賀穆蘭溫聲開口:“雲娘,請你告訴我。我去和陛下說,還有迴轉的餘地,若是真派了其他人來查,不見得就有這麼好的結局了。”
賀穆蘭話說的溫和,其實已經隱隱有威脅之意。
“陛下的後宮三夫人早已位滿,又有傳言說左右昭儀之位早已經為柔然的鬱久閭公主和北涼即將嫁過來的興平公主準備了,那剩下的份位對於五姓女來說都低的可憐,哪怕是魏晉時也沒有五姓女這麼低份位的,幾家就不願意把女兒嫁過來……”
王慕雲對這些世家沒有什麼好感,說話間都是嘲諷之意。
“只可憐了備選的這些女子。盧七娘是被未婚夫家以‘多病’之由退了親,不得不進宮來參選;我更不必提了,反正是遊蕩子生的不肖之女,進了宮王家也不會心疼。諸如其他人家派來的庶女、侄女,也多有貓膩,有些乾脆就是李代桃僵的。”

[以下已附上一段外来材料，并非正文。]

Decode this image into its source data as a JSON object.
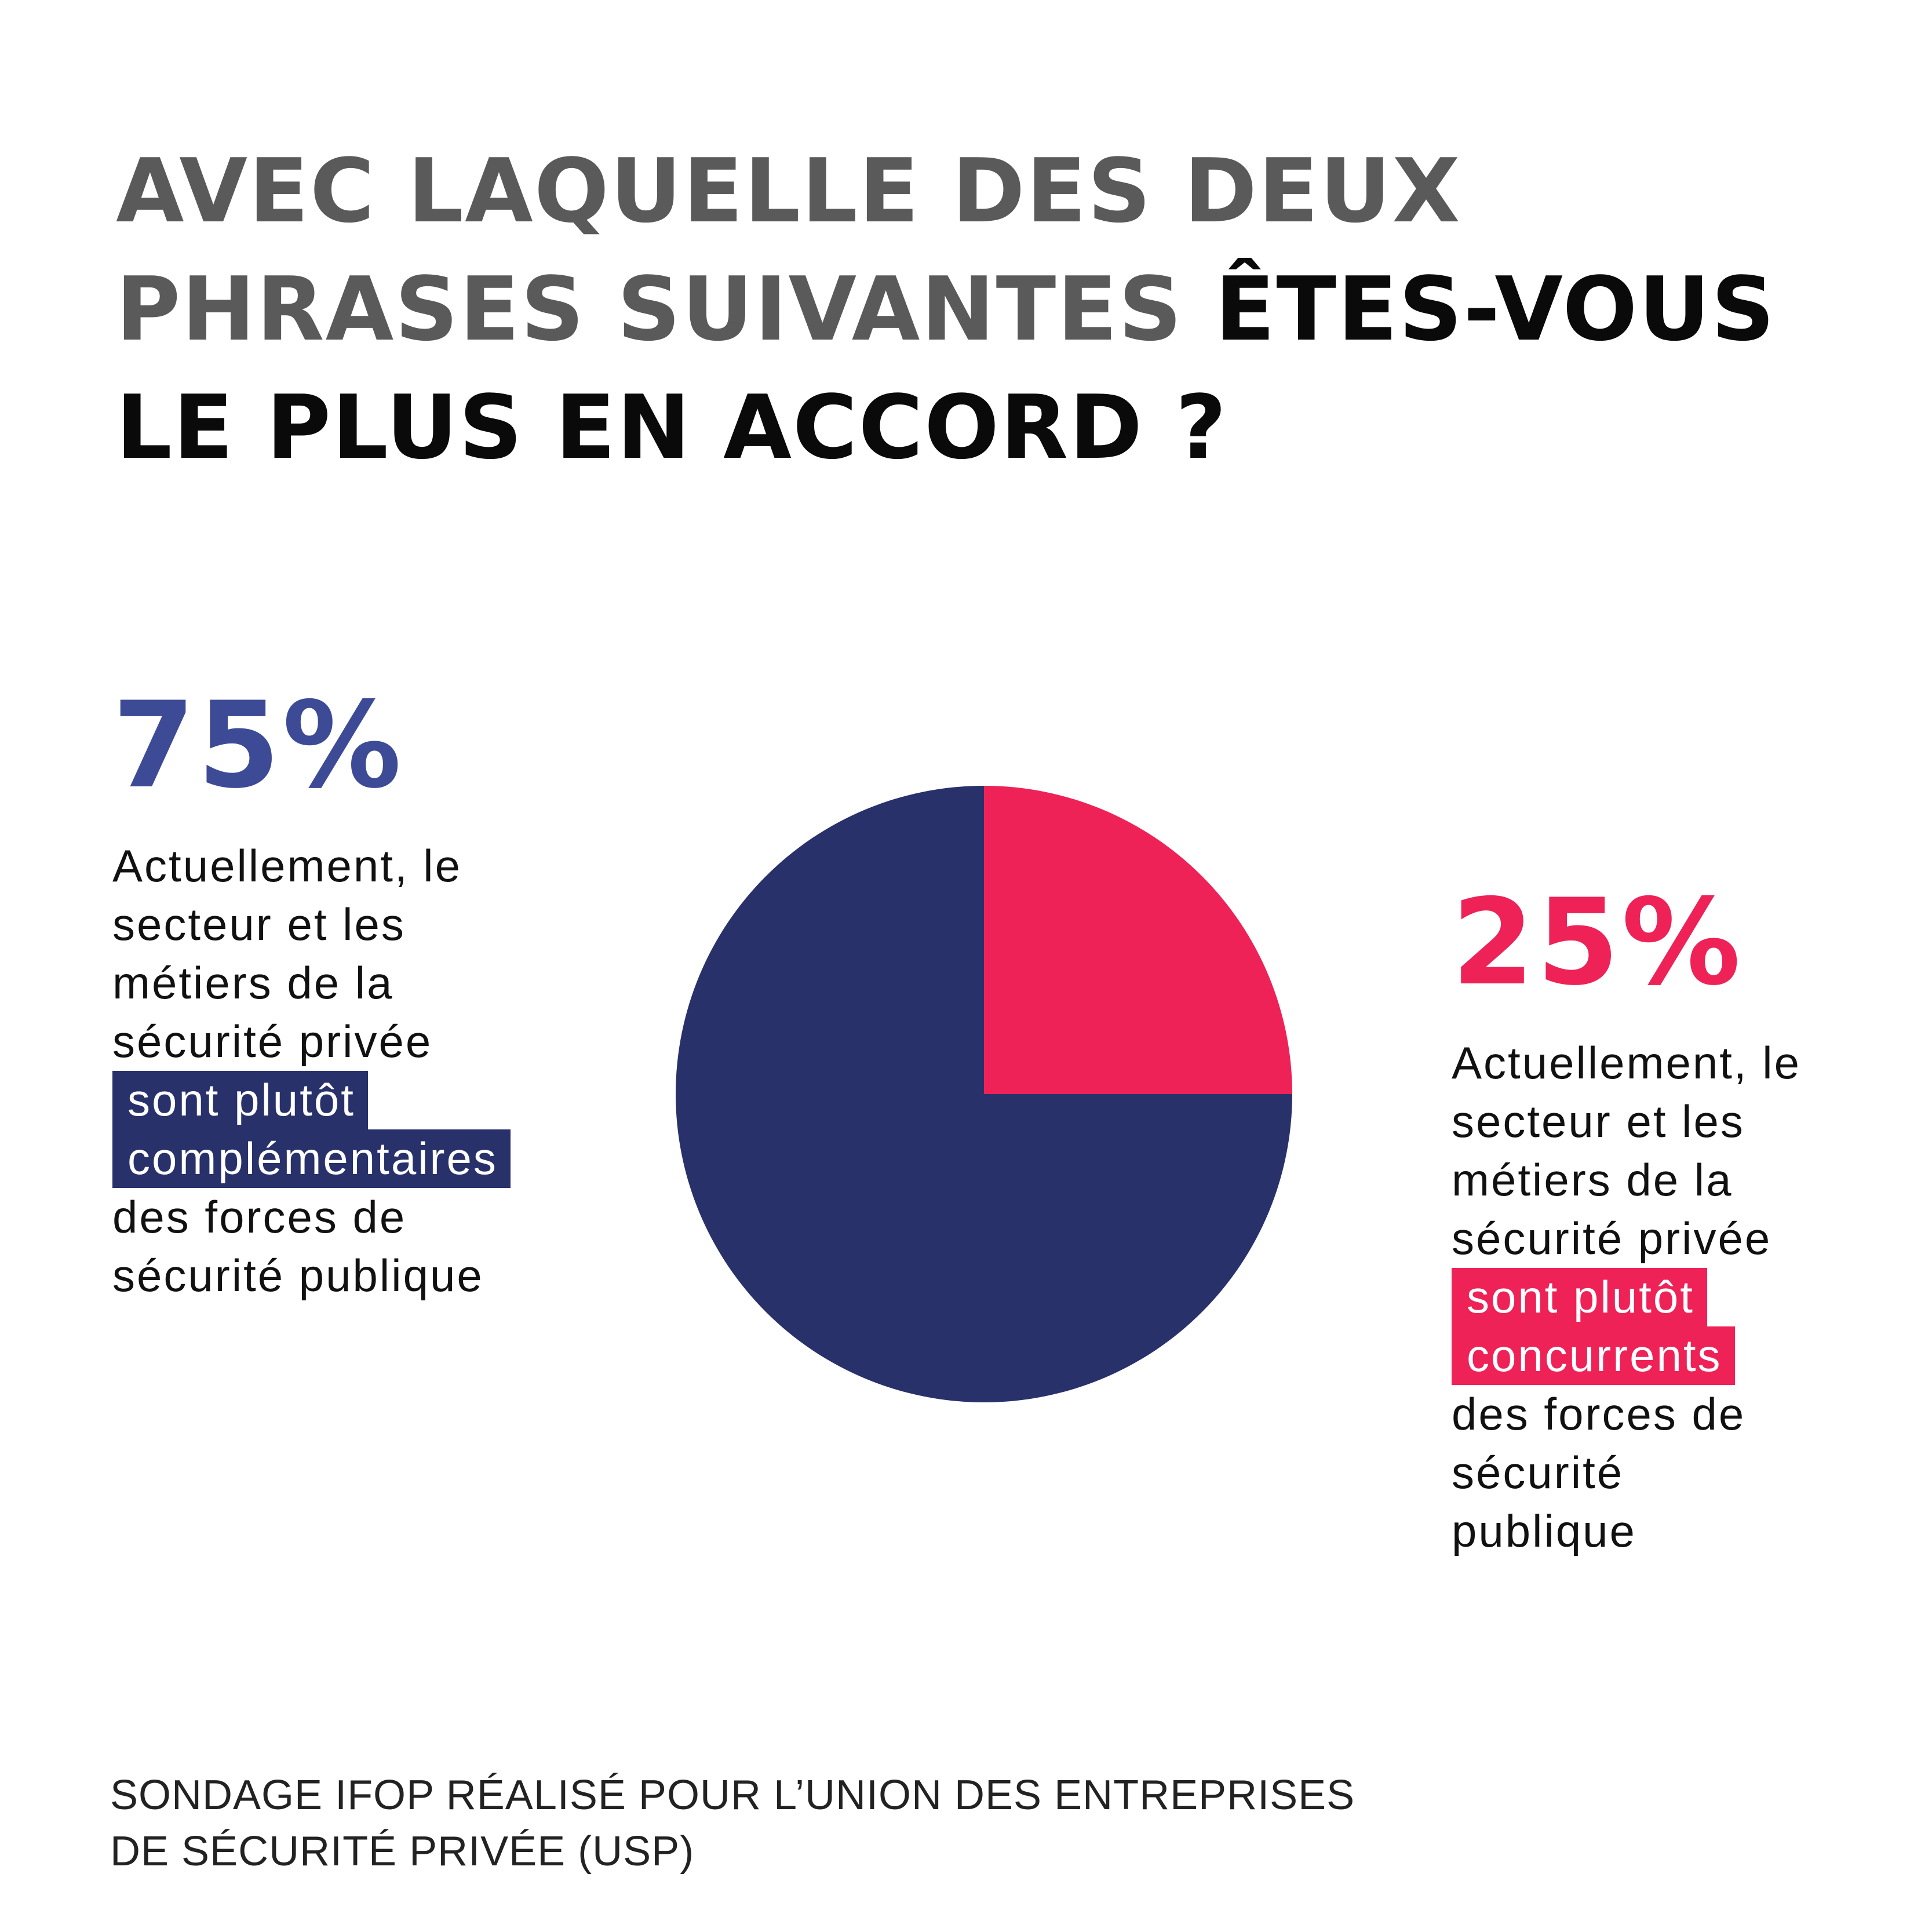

王慕雲見賀穆蘭皺起了眉,語氣中的忿忿之意也稍微平了一點,“而且宮中女子子嗣艱難,陛下正值壯年只有一個兒子,懷孕的那個也是賀賴夫人,許多女人就不願嫁到宮裡來。若是陛下不能生就算了,可前前後後死了那麼多小孩,還有胎死腹中的,誰不怕?”
“大膽!”
拓跋燾瞪視紅衣的王慕雲。
“妄議皇家,也是僭越!”
“我當花將軍是朋友,這才直言不諱。誰耐煩聽那些虛的東西?”
王慕雲嘆氣。
“能‘裝病’的,當然或多或少真的給自己弄出了些病來,查是查不出的。我前些天還染了風寒,無奈我素來身子骨強健,什麼藥沒吃天天穿著薄衣居然自己還是好了,否則何必這麼做賊心虛,見個人就當是來問罪的!”
她是個爽快的女子,直接把自己為什麼一見到兩個宦官伸頭伸腦就小題大做說了出來,讓聽到她解釋的賀穆蘭哈哈大笑。
“我就說,你對著崔家幾十個家丁都不皺一下眉頭,居然驚得像是隻落荒的兔子!”
拓跋燾原本還為王慕雲的“直言無忌”懊惱,再一聽她在花木蘭面前放鬆的樣子,便知道私交確實很好,也不把花木蘭當外人,知道她不會害她,才這麼詳盡的解釋。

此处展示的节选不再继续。